Leberzirrhose - Selbstmordversuch - Nierenversagen... mein Vater will sterben...

Thema: Alkohol

Thema: Leberzirrhose - Selbstmordversuch - Nierenversagen... mein Vater will sterben...

  • Leberzirrhose - Selbstmordversuch - Nierenversagen... mein Vater will sterben...

    Hallo meine Lieben,

    ich lese schon eine ganze Weile hier mit, aber jetzt muss ich mich auch einmal hier mitteilen... Mein Vater hat letzte Woche versucht, sich mit Schlaftabletten umzubringen...

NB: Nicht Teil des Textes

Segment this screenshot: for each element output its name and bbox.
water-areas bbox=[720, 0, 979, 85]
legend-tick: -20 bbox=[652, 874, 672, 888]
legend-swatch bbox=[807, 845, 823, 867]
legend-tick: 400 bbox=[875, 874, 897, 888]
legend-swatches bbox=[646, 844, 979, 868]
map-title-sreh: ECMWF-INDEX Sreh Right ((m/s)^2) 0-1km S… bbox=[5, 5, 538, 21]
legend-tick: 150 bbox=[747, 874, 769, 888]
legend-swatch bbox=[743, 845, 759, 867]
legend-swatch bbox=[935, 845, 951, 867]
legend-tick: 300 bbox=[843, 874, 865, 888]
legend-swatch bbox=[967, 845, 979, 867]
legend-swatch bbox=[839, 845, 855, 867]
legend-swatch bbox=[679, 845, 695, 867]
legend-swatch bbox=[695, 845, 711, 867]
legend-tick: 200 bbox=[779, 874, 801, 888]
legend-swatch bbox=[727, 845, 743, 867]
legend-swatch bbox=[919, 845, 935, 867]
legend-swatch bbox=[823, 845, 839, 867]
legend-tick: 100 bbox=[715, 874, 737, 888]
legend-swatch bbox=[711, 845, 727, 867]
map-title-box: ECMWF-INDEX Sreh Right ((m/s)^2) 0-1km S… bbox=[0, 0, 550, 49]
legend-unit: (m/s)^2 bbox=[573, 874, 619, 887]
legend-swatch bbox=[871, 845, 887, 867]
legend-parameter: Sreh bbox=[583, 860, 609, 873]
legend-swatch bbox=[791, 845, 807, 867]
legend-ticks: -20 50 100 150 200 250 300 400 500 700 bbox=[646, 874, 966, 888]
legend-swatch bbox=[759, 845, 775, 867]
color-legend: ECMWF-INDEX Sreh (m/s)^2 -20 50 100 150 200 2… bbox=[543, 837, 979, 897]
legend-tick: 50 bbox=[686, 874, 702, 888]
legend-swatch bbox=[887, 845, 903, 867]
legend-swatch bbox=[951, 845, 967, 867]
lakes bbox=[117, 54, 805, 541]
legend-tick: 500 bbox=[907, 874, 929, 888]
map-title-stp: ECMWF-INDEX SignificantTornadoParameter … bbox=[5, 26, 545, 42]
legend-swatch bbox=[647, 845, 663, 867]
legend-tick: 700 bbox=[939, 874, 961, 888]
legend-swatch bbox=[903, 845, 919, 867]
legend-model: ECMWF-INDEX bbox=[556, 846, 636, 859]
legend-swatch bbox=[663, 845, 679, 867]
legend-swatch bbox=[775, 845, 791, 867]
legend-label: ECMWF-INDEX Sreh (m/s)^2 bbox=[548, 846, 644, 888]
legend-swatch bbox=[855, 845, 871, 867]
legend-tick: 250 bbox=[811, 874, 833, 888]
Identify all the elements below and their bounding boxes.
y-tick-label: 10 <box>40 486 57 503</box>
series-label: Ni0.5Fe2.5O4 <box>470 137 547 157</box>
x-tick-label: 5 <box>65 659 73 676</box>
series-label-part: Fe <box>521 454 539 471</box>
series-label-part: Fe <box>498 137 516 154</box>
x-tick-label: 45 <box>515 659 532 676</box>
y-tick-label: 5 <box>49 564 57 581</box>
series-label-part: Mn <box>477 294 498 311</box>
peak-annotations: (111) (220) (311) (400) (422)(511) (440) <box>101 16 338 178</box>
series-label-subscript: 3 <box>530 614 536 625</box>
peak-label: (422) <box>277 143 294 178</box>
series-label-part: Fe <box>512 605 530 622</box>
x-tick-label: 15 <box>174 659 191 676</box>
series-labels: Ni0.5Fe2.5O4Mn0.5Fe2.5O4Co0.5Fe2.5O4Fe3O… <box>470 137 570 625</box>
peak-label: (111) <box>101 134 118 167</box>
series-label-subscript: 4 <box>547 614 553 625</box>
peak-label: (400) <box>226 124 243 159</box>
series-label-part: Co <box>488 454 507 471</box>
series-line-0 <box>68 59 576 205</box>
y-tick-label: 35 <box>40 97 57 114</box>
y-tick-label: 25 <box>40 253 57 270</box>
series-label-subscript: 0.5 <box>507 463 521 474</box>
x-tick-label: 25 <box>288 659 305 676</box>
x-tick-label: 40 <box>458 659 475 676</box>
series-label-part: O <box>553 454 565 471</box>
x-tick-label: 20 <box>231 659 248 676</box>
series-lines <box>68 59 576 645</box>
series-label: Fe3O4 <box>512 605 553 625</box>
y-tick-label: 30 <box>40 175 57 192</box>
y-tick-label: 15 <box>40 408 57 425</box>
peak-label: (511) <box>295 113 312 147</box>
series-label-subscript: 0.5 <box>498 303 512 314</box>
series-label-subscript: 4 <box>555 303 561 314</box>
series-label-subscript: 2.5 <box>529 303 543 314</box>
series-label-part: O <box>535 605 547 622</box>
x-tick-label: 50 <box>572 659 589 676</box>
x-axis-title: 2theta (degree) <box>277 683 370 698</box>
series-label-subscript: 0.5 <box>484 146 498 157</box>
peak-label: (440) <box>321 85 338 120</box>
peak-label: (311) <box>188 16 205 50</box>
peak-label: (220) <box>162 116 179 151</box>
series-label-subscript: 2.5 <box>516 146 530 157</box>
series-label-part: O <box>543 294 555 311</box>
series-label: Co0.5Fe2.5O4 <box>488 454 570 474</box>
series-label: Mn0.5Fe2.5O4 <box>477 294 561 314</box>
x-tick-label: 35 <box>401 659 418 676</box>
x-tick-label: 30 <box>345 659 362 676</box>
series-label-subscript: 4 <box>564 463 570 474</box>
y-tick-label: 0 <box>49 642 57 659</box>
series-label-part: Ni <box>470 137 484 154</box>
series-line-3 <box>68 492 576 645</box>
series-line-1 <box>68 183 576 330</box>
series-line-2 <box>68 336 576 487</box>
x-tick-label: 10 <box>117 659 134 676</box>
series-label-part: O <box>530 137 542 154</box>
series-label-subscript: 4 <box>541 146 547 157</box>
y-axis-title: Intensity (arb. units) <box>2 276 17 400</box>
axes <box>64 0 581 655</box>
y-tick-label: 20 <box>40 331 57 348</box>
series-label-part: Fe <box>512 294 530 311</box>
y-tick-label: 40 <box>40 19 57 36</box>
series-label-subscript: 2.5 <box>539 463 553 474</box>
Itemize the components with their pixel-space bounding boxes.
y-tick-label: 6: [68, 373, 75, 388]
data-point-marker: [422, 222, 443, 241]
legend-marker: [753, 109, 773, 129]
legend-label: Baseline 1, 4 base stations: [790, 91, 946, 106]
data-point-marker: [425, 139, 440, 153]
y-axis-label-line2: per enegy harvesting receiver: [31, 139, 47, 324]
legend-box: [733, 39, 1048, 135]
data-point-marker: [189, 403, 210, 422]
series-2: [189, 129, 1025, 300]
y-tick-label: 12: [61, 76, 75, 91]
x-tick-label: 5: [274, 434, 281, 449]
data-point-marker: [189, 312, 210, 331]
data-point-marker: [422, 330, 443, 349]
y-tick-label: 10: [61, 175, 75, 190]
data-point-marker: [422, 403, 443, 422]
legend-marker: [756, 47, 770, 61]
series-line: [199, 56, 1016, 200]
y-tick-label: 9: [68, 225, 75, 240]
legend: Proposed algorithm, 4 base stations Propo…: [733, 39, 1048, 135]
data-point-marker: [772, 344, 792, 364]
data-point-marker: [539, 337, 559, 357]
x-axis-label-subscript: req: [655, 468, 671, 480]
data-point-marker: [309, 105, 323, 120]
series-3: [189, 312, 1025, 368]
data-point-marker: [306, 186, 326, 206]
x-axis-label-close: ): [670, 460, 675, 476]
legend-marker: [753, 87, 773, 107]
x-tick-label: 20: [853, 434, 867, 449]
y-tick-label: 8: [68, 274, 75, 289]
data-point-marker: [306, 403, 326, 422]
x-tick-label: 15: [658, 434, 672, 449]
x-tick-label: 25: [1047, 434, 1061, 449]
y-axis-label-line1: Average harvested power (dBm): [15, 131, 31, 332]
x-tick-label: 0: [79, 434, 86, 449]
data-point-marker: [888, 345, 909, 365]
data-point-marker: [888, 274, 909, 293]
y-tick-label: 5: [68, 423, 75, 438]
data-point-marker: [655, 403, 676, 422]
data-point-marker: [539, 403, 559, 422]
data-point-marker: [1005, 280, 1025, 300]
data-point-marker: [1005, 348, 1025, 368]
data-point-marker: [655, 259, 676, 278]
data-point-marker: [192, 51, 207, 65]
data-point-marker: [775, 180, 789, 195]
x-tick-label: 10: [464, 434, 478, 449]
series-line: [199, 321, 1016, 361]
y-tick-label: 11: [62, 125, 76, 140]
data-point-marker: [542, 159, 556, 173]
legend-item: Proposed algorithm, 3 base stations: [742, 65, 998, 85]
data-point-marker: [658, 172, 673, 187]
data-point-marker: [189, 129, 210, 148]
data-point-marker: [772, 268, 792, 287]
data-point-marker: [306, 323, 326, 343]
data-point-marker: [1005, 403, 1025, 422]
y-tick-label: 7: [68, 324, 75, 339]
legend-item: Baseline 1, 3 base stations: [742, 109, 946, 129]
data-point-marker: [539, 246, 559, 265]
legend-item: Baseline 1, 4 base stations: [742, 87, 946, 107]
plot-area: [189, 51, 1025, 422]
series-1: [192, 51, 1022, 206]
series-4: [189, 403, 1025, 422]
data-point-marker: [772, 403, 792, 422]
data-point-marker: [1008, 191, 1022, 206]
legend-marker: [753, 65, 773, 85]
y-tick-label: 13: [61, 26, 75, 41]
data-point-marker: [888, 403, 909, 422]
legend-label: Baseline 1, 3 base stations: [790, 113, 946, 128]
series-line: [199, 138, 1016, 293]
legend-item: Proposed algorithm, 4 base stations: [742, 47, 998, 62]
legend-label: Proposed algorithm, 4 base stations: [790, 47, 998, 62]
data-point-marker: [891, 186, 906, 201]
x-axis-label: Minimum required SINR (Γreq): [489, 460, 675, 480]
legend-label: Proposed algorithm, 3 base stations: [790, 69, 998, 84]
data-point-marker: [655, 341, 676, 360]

    Kurz zur Vorgeschichte: Meine Mutter ist 2005 an alkbedingter Zirrhose gestorben - die Krampfadern im Magen sind geplatzt. Bei meinem Vater arbeitet die Leber auch schon nicht mehr, und das seit mehreren Jahren. Eigentlich dürfte er schon garnicht mehr leben, sagen die Ärzte...

    Seit dem Tod meiner Mutter hat er nicht mehr viel Spaß am leben, versuchte es aber trotzdem immer noch positiv zu sehen. Von seinen 3 Kindern bin ich die einzige, die seine Krankheit akzeptiert und zu ihm hält. Mein Bruder und meine Schwester haben den Kontakt abgebrochen.

    Seit Oktober kränkelt er jetzt immer so dahin... mal kam er mit Wasser in Bauch und Lunge ins Krankenhaus, dann haben sie einen 3 cm großen Knoten in der Leber behandelt, ausserdem hat er seit September einen sehr hartnäckigen Husten, der ihn sehr schwächt. Aber alles in allem war er immer noch relativ gut beinand und konnte sich selbst versorgen. Aber er hat den Lebensmut verloren und nahm letzten Montag Tabletten... Der Notarzt hat ihn dann ins Krankenhaus gebracht, zum Magenauspumpen war es aber schon zu spät. Am Dienstag sagten die Ärzte zu mir: Leber kaputt, totales Nierenversagen, geschwächtes Herz... jetzt kann alles ganz schnell gehen... 1-2 Tage, vielleicht auch ein wenig länger. Er müsste an die Dialyse, aber er verweigert alles... er WILL sterben... Also zogen wir ein Hospiz oder eine Palliativstation in Betracht und die Ärzte wollen sich um einen Platz bemühen.

    Und jetzt... es geht ihm täglich besser... er ist zwar etwas schwach auf den Beinen, aber er ist bei klarem Verstand und auch mobil. Sorry, aber ich verstehe das nicht... Die Ärzte sagen, dass bei Nieren- und Organversagen der Patient langsam immer müder wird und nach ein paar Tagen friedlich "einschläft". Doch meinem Vater geht es täglich besser... Ich gönne es ihm ja von Herzen, und vielleicht kann er ja bald wieder heim, aber verstehen kann ich es nicht... Wie kann ein Mensch sich so erholen, bei dem die Leber schon Jahre nicht mehr arbeitet, die Nieren nicht mehr funktionieren, die Milz kaputt ist und das Herz geschwächt... Zudem ist mein Vater Diabetiker und hat ca. 130 Kilo Gewicht... Ich bin ziemlich durcheinander... Wie geht es weiter???? Soll ich mich wirklich um einen Platz im Hospiz oder einer Palliativstation bemühen, wenn es ihm wieder besser geht?

    Sorry, ich muss mich hier mal auslassen... ich bin habe sonst keinen, mit dem ich mich über dieses Thema so unterhalten kann. Könnt ihr mir sagen, wie es weiter geht? Hat mein Vater ohne Dialyse überhaupt eine Chance, weiterzuleben? Wie lange habe ICH denn noch, um mich von ihm zu verabschieden???? Ich besuche ihn jeden Tag, aber es geht mir nicht besonders gut dabei...

    Er verweigert jegliche Behandlung, bekommt wohl nur eine kleine Menge Lesix (oder so ähnlich), um die Urinausscheidung zu erleichtern. Bitte... wer kann mir sagen, wie es weiter geht??? Ich bin psychisch nicht unbedingt die Stabilste (weil selbst private Probleme), komme mit klaren Fakten aber sehr gut zurecht. Nur das auf und ab macht mich echt noch wahnsinnig... Und das vor Weihnachten...

    So, jetzt hab ich mal alles rauslassen... vielleicht ist ja jemand hier, der mir ein paar Tipps geben kann. Ich würde mich sehr freuen, mich mit Gleichgesinnten austauschen zu können.